Russian tourists, however, have been allowed in amid expanding military cooperation between the countries as well as warm relations – North Korea has provided thousands of soldiers to help Russia fight Ukraine.
Even so, Russians visiting the country number fewer than a thousand, hardly enough to significantly expand the country’s tourism industry, analysts said.
Meanwhile, some tour operators believe if the country opens its borders to Westerners, there will be some demand.
For example, in February, North Korea allowed a small group of Western tourists and others to cross the border from China and visit the city of Rason. But it halted that tour program within a month without explanation.
Still, Indian travel blogger, Bhuvani Dharan, was on that trip and wrote about his impressions, saying the visit was tightly controlled, staged, often perplexing, and even a little frightening.
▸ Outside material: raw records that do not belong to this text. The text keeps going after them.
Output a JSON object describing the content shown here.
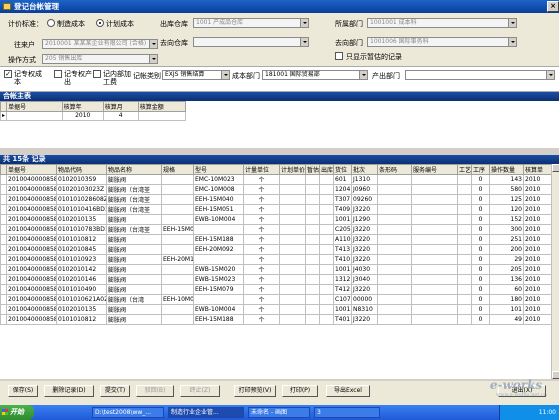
{
  "window": {
    "title": "登记台帐管理"
  },
  "form": {
    "pricing_label": "计价标准：",
    "pricing_options": [
      "制造成本",
      "计划成本"
    ],
    "from_warehouse_label": "出库仓库",
    "from_warehouse_value": "1001 产成品仓库",
    "department_label": "所属部门",
    "department_value": "1001001 成本科",
    "partner_label": "往来户",
    "partner_value": "2010001 某某某企业有限公司 (合格)",
    "to_warehouse_label": "去向仓库",
    "to_warehouse_value": "",
    "to_department_label": "去向部门",
    "to_department_value": "1001006 国际事务科",
    "operation_label": "操作方式",
    "operation_value": "205 销售出库",
    "only_unregistered_label": "只显示暂估的记录"
  },
  "band": {
    "record_cost_label": "记专权成本",
    "exclude_label": "记专权产出",
    "record_processing_label": "记内部加工费",
    "type_label": "记帐类别",
    "type_value": "EXJS 销售结算",
    "cost_dept_label": "成本部门",
    "cost_dept_value": "181001 国际贸易部",
    "output_dept_label": "产出部门",
    "output_dept_value": ""
  },
  "summary": {
    "title": "合帐主表",
    "headers": [
      "单据号",
      "核算年",
      "核算月",
      "核算金额"
    ],
    "rows": [
      [
        "",
        "2010",
        "4",
        ""
      ]
    ]
  },
  "detail": {
    "title": "共 15条 记录",
    "headers": [
      "单据号",
      "物品代码",
      "物品名称",
      "规格",
      "型号",
      "计量单位",
      "计划单价",
      "暂估",
      "出库",
      "货位",
      "批次",
      "条形码",
      "服务编号",
      "工艺",
      "工序",
      "操作数量",
      "核算单"
    ],
    "rows": [
      [
        "2010040000858",
        "01020103S9",
        "膨胀阀",
        "",
        "EMC-10M023",
        "个",
        "",
        "",
        "",
        "601",
        "J1310",
        "",
        "",
        "",
        "0",
        "143",
        "2010"
      ],
      [
        "2010040000858",
        "01020103023Z",
        "膨胀阀（台湾荃",
        "",
        "EMC-10M008",
        "个",
        "",
        "",
        "",
        "1204",
        "J0960",
        "",
        "",
        "",
        "0",
        "580",
        "2010"
      ],
      [
        "2010040000858",
        "010101028608Z",
        "膨胀阀（台湾荃",
        "",
        "EEH-15M040",
        "个",
        "",
        "",
        "",
        "T307",
        "09260",
        "",
        "",
        "",
        "0",
        "125",
        "2010"
      ],
      [
        "2010040000858",
        "0101010416BD1",
        "膨胀阀（台湾荃",
        "",
        "EEH-15M051",
        "个",
        "",
        "",
        "",
        "T409",
        "J3220",
        "",
        "",
        "",
        "0",
        "120",
        "2010"
      ],
      [
        "2010040000858",
        "0102010135",
        "膨胀阀",
        "",
        "EWB-10M004",
        "个",
        "",
        "",
        "",
        "1001",
        "J1290",
        "",
        "",
        "",
        "0",
        "152",
        "2010"
      ],
      [
        "2010040000858",
        "0101010783BD1",
        "膨胀阀（台湾荃",
        "EEH-15M0",
        "",
        "个",
        "",
        "",
        "",
        "C205",
        "J3220",
        "",
        "",
        "",
        "0",
        "300",
        "2010"
      ],
      [
        "2010040000858",
        "0101010812",
        "膨胀阀",
        "",
        "EEH-15M188",
        "个",
        "",
        "",
        "",
        "A110",
        "J3220",
        "",
        "",
        "",
        "0",
        "251",
        "2010"
      ],
      [
        "2010040000858",
        "0102010845",
        "膨胀阀",
        "",
        "EEH-20M092",
        "个",
        "",
        "",
        "",
        "T413",
        "J3220",
        "",
        "",
        "",
        "0",
        "200",
        "2010"
      ],
      [
        "2010040000858",
        "0101010923",
        "膨胀阀",
        "EEH-20M1",
        "",
        "个",
        "",
        "",
        "",
        "T410",
        "J3220",
        "",
        "",
        "",
        "0",
        "29",
        "2010"
      ],
      [
        "2010040000858",
        "0102010142",
        "膨胀阀",
        "",
        "EWB-15M020",
        "个",
        "",
        "",
        "",
        "1001",
        "J4030",
        "",
        "",
        "",
        "0",
        "205",
        "2010"
      ],
      [
        "2010040000858",
        "0102010146",
        "膨胀阀",
        "",
        "EWB-15M023",
        "个",
        "",
        "",
        "",
        "1312",
        "J3040",
        "",
        "",
        "",
        "0",
        "136",
        "2010"
      ],
      [
        "2010040000858",
        "0101010490",
        "膨胀阀",
        "",
        "EEH-15M079",
        "个",
        "",
        "",
        "",
        "T412",
        "J3220",
        "",
        "",
        "",
        "0",
        "60",
        "2010"
      ],
      [
        "2010040000858",
        "0101010621A02",
        "膨胀阀（台湾",
        "EEH-10M0",
        "",
        "个",
        "",
        "",
        "",
        "C107",
        "00000",
        "",
        "",
        "",
        "0",
        "180",
        "2010"
      ],
      [
        "2010040000858",
        "0102010135",
        "膨胀阀",
        "",
        "EWB-10M004",
        "个",
        "",
        "",
        "",
        "1001",
        "N8310",
        "",
        "",
        "",
        "0",
        "101",
        "2010"
      ],
      [
        "2010040000858",
        "0101010812",
        "膨胀阀",
        "",
        "EEH-15M188",
        "个",
        "",
        "",
        "",
        "T401",
        "J3220",
        "",
        "",
        "",
        "0",
        "49",
        "2010"
      ]
    ]
  },
  "toolbar": {
    "buttons": [
      {
        "label": "保存(S)",
        "enabled": true
      },
      {
        "label": "删除记录(D)",
        "enabled": true
      },
      {
        "label": "提交(T)",
        "enabled": true
      },
      {
        "label": "驳回(B)",
        "enabled": false
      },
      {
        "label": "终止(Z)",
        "enabled": false
      },
      {
        "label": "打印预览(V)",
        "enabled": true
      },
      {
        "label": "打印(P)",
        "enabled": true
      },
      {
        "label": "导出Excel",
        "enabled": true
      }
    ],
    "exit_label": "退出(X)"
  },
  "taskbar": {
    "start_label": "开始",
    "tasks": [
      "D:\\test2008\\ww_...",
      "制造行业企业管...",
      "未命名 - 画图",
      "3"
    ],
    "clock": "11:00"
  },
  "watermark": {
    "brand": "e-works",
    "url": "www.e-works.net.cn"
  }
}
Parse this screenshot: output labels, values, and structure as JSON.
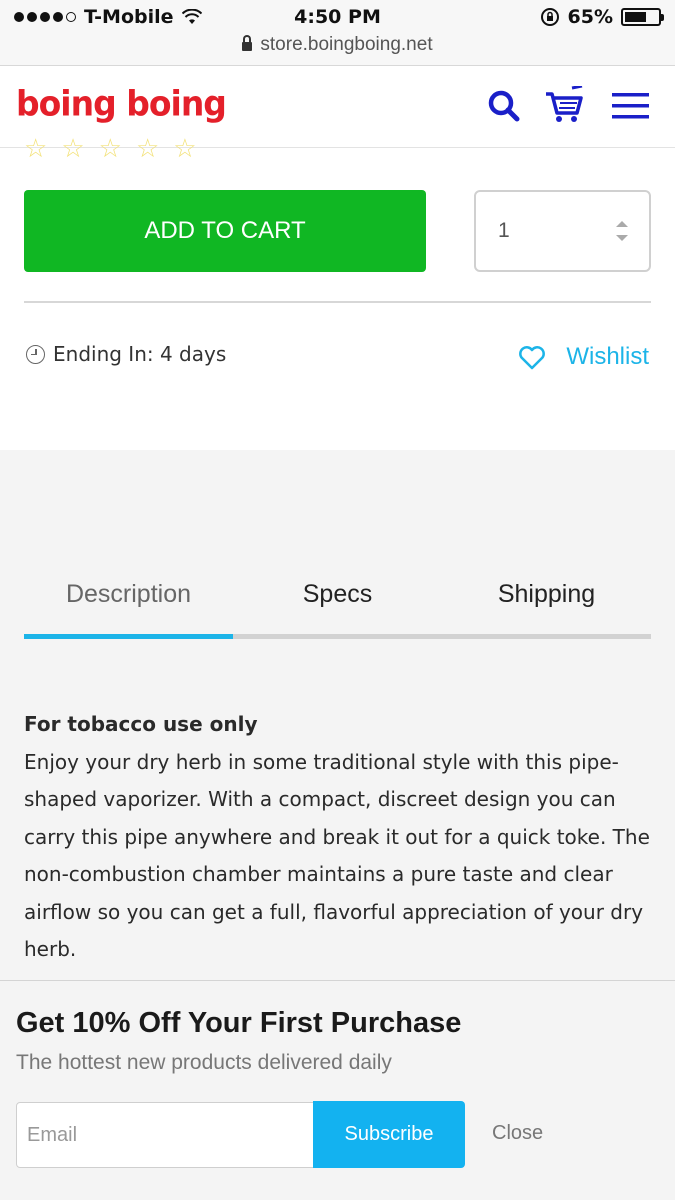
{
  "status_bar": {
    "carrier": "T-Mobile",
    "signal_bars": 4,
    "signal_max": 5,
    "time": "4:50 PM",
    "battery": "65%",
    "battery_level": 0.65,
    "url": "store.boingboing.net",
    "icons": [
      "wifi-icon",
      "rotation-lock-icon",
      "battery-icon",
      "lock-icon"
    ]
  },
  "header": {
    "logo": "boing boing",
    "icons": [
      "search-icon",
      "cart-icon",
      "hamburger-menu-icon"
    ],
    "accent_color": "#1a1fc8",
    "logo_color": "#e4202a"
  },
  "product": {
    "rating_stars": 5,
    "add_to_cart_label": "ADD TO CART",
    "add_to_cart_color": "#10b723",
    "quantity": "1",
    "ending_label": "Ending In: 4 days",
    "wishlist_label": "Wishlist",
    "wishlist_color": "#1cb4e8"
  },
  "tabs": [
    {
      "label": "Description",
      "active": true
    },
    {
      "label": "Specs",
      "active": false
    },
    {
      "label": "Shipping",
      "active": false
    }
  ],
  "description": {
    "title": "For tobacco use only",
    "body": "Enjoy your dry herb in some traditional style with this pipe-shaped vaporizer. With a compact, discreet design you can carry this pipe anywhere and break it out for a quick toke. The non-combustion chamber maintains a pure taste and clear airflow so you can get a full, flavorful appreciation of your dry herb."
  },
  "popup": {
    "title": "Get 10% Off Your First Purchase",
    "subtitle": "The hottest new products delivered daily",
    "email_placeholder": "Email",
    "subscribe_label": "Subscribe",
    "close_label": "Close",
    "subscribe_color": "#13b2f0"
  }
}
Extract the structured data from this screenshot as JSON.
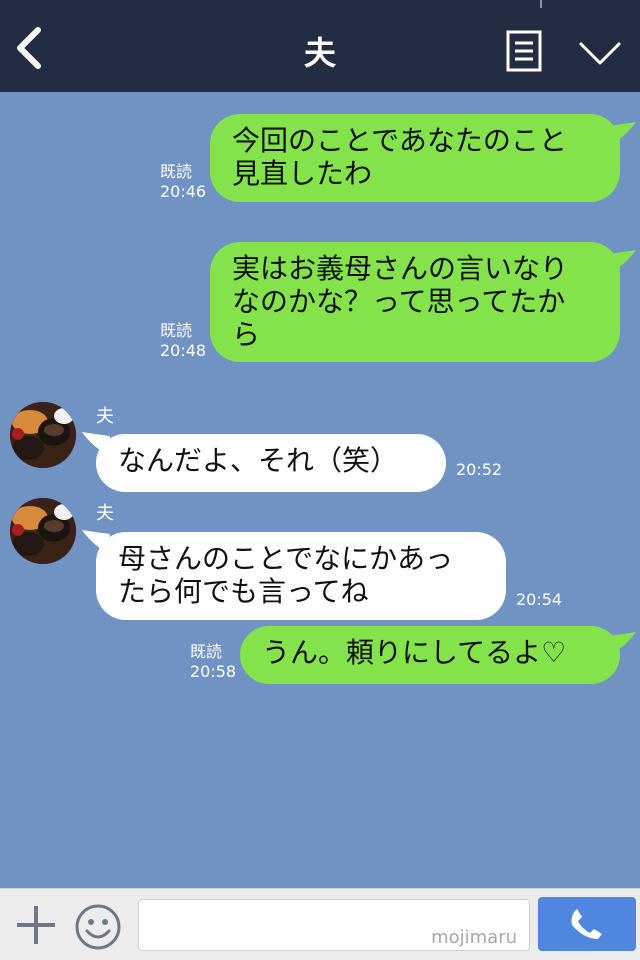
{
  "header": {
    "title": "夫"
  },
  "messages": [
    {
      "lines": [
        "今回のことであなたのこと",
        "見直したわ"
      ],
      "read": "既読",
      "time": "20:46"
    },
    {
      "lines": [
        "実はお義母さんの言いなり",
        "なのかな？って思ってたか",
        "ら"
      ],
      "read": "既読",
      "time": "20:48"
    },
    {
      "sender": "夫",
      "lines": [
        "なんだよ、それ（笑）"
      ],
      "time": "20:52"
    },
    {
      "sender": "夫",
      "lines": [
        "母さんのことでなにかあっ",
        "たら何でも言ってね"
      ],
      "time": "20:54"
    },
    {
      "lines": [
        "うん。頼りにしてるよ♡"
      ],
      "read": "既読",
      "time": "20:58"
    }
  ],
  "input": {
    "watermark": "mojimaru"
  },
  "colors": {
    "header_bg": "#232c42",
    "chat_bg": "#7093c3",
    "outgoing_bubble": "#84e24a",
    "incoming_bubble": "#ffffff",
    "send_button": "#4f87e0"
  }
}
During their four-day stay, the group visited a museum, a deer park, multiple schools, a few factories, and even courtrooms. “Things that seem ordinary in other countries were highlighted as points of pride here,” he wrote. “The group was sometimes taken on longer routes to reach destinations that were actually nearby – likely to give the illusion that they were travelling far and wide.”
He doubts he will be allowed to visit again, he added: “They told us clearly – if we say anything negative about North Korea in our videos or posts, we’ll never be granted entry again. So, no, I don’t think I’ll ever go back.”